Of course, this is all subject to change, but having a vision can help you stay motivated and keep your savings on track. Knowing that you’re regularly putting away for your future can also significantly improve your financial wellbeing and confidence.

Contribute to a Workplace Pension (and bump up your contributions)

Thanks to auto-enrolment, if you’re in full time employment you’ll likely already have a Workplace Pension. While it can be tempting to think of using that money for something more immediate, it’s crucial that you don’t opt-out, as this essentially means missing out on money from employer contributions, investment returns and tax relief.

It’s also important to understand your contributions and see if you can afford to increase them. The truth is that the minimum contribution of 8% (5% from you plus 3% from your employer) under auto-enrolment is unlikely to be enough to maintain the lifestyle you’d like, so you might want to consider bumping them up. Even a small increase can have a huge impact on your overall savings.

If you’re not sure whether you have a Workplace Pension, or you want to discuss changing your contributions, speak to your employer.

Keep an eye on your pension

It’s not enough to just pay into your pension. To really get the most out of it, you need to regularly track it to make sure it aligns with your plans for the future.

It’s likely that many people in their twenties don’t know how exactly how much is in their pension, and being in the dark isn’t conducive to success. Make a commitment to review your pension regularly – at least once a year.

In your younger years, you’re also more likely to switch between jobs, meaning you’ll amass a number of different pensions each with different amounts in.
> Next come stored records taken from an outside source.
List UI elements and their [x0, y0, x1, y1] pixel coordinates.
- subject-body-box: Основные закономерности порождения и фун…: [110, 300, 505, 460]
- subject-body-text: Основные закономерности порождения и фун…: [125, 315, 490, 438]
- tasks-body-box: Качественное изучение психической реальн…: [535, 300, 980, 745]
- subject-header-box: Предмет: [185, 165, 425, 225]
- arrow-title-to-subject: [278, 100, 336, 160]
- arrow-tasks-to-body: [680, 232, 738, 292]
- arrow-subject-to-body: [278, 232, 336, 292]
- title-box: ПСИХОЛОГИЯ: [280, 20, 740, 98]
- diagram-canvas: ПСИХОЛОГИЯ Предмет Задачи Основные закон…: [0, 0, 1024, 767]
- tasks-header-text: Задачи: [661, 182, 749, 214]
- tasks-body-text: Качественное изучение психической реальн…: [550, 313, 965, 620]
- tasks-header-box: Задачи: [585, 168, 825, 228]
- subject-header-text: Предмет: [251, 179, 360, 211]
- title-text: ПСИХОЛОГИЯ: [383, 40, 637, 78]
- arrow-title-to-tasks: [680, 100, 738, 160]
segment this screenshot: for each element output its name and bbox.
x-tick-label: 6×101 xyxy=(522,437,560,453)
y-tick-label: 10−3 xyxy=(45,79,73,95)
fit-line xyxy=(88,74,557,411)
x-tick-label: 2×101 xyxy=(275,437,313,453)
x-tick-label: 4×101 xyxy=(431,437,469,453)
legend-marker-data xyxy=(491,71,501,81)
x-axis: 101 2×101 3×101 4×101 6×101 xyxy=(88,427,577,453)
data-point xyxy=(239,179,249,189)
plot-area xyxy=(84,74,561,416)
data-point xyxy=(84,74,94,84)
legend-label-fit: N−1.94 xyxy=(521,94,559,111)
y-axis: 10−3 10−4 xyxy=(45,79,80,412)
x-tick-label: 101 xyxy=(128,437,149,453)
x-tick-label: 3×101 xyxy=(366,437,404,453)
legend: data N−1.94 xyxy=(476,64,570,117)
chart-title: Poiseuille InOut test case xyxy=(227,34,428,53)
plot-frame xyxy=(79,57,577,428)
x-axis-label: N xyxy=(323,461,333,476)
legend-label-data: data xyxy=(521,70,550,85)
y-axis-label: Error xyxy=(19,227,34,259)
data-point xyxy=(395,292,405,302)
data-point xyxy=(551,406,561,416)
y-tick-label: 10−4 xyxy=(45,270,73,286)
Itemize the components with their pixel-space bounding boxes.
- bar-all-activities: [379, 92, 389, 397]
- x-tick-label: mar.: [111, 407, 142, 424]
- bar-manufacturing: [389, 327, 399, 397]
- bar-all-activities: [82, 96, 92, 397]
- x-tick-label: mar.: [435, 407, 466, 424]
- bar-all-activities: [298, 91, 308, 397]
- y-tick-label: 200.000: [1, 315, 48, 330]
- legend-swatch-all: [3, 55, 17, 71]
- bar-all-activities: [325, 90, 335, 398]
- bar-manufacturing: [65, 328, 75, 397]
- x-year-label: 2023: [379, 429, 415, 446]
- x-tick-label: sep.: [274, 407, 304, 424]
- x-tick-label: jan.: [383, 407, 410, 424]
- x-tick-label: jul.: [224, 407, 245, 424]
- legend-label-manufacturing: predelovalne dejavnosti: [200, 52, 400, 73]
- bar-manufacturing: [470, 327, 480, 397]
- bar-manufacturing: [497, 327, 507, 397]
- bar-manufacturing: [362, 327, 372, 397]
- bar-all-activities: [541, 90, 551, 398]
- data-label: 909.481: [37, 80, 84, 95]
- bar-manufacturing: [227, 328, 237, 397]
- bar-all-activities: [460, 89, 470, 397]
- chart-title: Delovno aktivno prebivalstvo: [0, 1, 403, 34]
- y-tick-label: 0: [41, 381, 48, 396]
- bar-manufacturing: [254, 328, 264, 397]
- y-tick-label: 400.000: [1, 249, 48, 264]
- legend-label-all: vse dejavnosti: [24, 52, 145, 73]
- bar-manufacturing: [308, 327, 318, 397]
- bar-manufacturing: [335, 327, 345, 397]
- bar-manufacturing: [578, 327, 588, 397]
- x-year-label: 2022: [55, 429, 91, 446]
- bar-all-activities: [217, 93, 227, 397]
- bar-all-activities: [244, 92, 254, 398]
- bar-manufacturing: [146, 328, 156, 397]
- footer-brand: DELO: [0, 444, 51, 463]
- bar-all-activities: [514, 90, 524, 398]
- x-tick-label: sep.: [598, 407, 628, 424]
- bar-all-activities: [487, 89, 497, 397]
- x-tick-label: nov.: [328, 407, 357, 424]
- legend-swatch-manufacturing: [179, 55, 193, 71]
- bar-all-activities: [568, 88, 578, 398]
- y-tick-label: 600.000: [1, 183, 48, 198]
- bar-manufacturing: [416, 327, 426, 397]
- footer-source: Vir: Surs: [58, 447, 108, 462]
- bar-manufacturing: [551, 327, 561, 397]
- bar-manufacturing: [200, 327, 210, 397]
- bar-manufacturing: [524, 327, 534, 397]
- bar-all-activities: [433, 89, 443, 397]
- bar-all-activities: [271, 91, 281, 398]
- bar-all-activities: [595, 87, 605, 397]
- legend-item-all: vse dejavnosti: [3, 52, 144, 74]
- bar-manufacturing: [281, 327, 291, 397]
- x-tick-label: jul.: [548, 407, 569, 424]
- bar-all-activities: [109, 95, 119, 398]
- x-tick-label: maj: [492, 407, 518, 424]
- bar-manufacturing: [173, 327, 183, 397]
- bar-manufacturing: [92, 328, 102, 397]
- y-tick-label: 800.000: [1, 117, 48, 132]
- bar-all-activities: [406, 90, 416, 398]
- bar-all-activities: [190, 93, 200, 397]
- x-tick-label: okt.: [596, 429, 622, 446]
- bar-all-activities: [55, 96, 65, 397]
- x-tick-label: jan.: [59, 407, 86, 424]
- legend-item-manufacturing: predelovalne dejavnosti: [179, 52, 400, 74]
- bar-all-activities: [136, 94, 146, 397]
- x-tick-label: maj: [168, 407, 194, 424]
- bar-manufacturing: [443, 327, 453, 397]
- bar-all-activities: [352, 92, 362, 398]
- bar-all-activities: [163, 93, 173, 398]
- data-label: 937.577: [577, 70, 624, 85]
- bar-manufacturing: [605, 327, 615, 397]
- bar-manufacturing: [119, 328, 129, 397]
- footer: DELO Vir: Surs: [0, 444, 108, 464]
This can get confusing trying to keep track of all of them, so you might want to consider consolidating them into one. Be sure to check the respective fees and returns before you do.

Make saving a habit

Not everyone is naturally good at saving. Those who do it well do so because it’s become second nature, so you need to make it a habit.

Be disciplined with your savings contributions, and always ‘pay yourself first’. If you wait until the end of the month and save what you have left over, you’ll probably not have much to contribute. By paying into your savings at the start of every month, you’ll more easily adjust to having less to spend.

Technology is helping to make subconscious saving even easier. The introduction of apps such as Monzo, Tandem and Moneybox allows you to round up your purchases to the nearest pound, with the spare change going into a savings pot.

Escalate your savings annually

Regular saving is great, but it’s even better when you can do it incrementally. Where possible, try to opt to have the amount you save each month escalate annually. This way you will benefit from compounding rates of return, and the chances are you’ll hardly notice the difference in net pay as this will most likely increase each year too.

Be realistic

With all of that said, you should still be realistic. Make sure you still make allowances in your budget for fun and some luxury purchases, otherwise you’ll quickly become disheartened.

The most important thing is simply sticking to a plan. If you try to save too much from the start, you’re more likely to break the plan later and either withdraw from these savings or stop making the contributions. Make sure your plan is realistic and something you can commit to in the long-term, and you’re unlikely to have many problems.

Saving for the future doesn’t have to be hard. By laying the foundations early on and forging habits you can stick to, you can easily improve your financial security and secure the retirement you’d like.

Please note: The value of your investment can go down as well as up and you may not get back the full amount you invested. Past performance is not a reliable indicator of future performance.